CAPITOLO TERZO L’UOMO CHE DIVENTÒ MARZIANO

C’era stato un tempo in cui il pianeta Marte era sembrato simile a una seconda Terra. L’astronomo Schiaparelli, guardando attraverso il suo telescopio milanese in occasione della famosa congiunzione del 1877, vide certe cose che gli parvero «canali» e li annunciò come «canali»: e metà della popolazione non analfabeta della Terra li prese sul serio. Inclusi gli astronomi, che si affrettarono a puntare i telescopi nella stessa direzione e ne scoprirono altri.

Canali? Quindi dovevano essere stati scavati per uno scopo preciso. Che scopo?
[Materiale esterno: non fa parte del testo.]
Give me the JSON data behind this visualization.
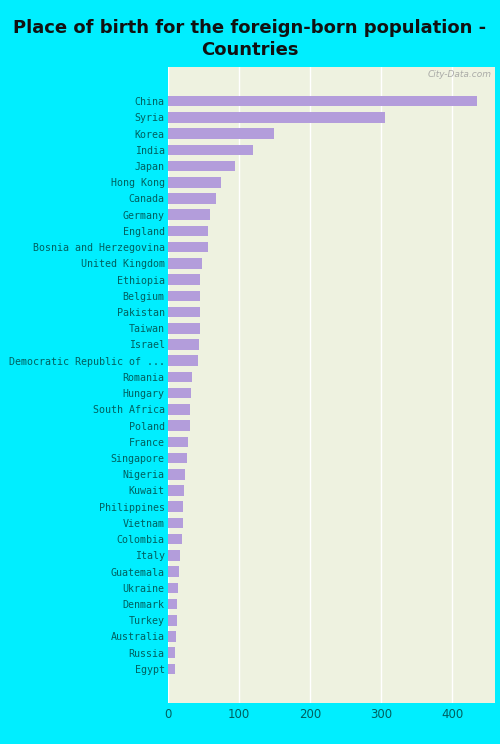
{
  "title": "Place of birth for the foreign-born population -\nCountries",
  "countries": [
    "China",
    "Syria",
    "Korea",
    "India",
    "Japan",
    "Hong Kong",
    "Canada",
    "Germany",
    "England",
    "Bosnia and Herzegovina",
    "United Kingdom",
    "Ethiopia",
    "Belgium",
    "Pakistan",
    "Taiwan",
    "Israel",
    "Democratic Republic of ...",
    "Romania",
    "Hungary",
    "South Africa",
    "Poland",
    "France",
    "Singapore",
    "Nigeria",
    "Kuwait",
    "Philippines",
    "Vietnam",
    "Colombia",
    "Italy",
    "Guatemala",
    "Ukraine",
    "Denmark",
    "Turkey",
    "Australia",
    "Russia",
    "Egypt"
  ],
  "values": [
    435,
    305,
    150,
    120,
    95,
    75,
    68,
    60,
    57,
    57,
    48,
    46,
    45,
    45,
    45,
    44,
    43,
    35,
    33,
    32,
    31,
    29,
    28,
    24,
    23,
    22,
    22,
    21,
    18,
    16,
    15,
    14,
    13,
    12,
    11,
    10
  ],
  "bar_color": "#b39ddb",
  "background_color": "#00eeff",
  "plot_bg_color": "#eef2e0",
  "title_fontsize": 13,
  "watermark": "City-Data.com",
  "xlim": [
    0,
    460
  ],
  "label_color": "#006060"
}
Per contenere acqua… non c’erano altre spiegazioni che potessero reggere.

La logica del sillogismo era convincente, e all’inizio del secolo al mondo non ne dubitava quasi più nessuno. Si accettava, come fosse Vangelo, l’idea che Marte ospitasse una civiltà più antica e più sapiente della nostra. Se almeno fossimo riusciti a metterci in comunicazione con essa, quali meraviglie avremmo appreso! Percival Lowell rimuginò davanti a un blocco per disegni e poi propose un primo tentativo. Tracciate enormi figure euclidee nel deserto del Sahara, disse. Bordatele di fascine, oppure scavate delle trincee e riempitele di petrolio. E poi, in una notte senza luna, quando Marte è alto nel cielo africano, appiccate il fuoco. Gli occhi marziani, che secondo Lowell dovevano essere incollati ai telescopi marziani, avrebbero visto. I marziani avrebbero riconosciuto i quadrati e i triangoli. Avrebbero compreso che si trattava di un tentativo di comunicare, e grazie alla loro sapienza così antica avrebbero trovato un mezzo per rispondere.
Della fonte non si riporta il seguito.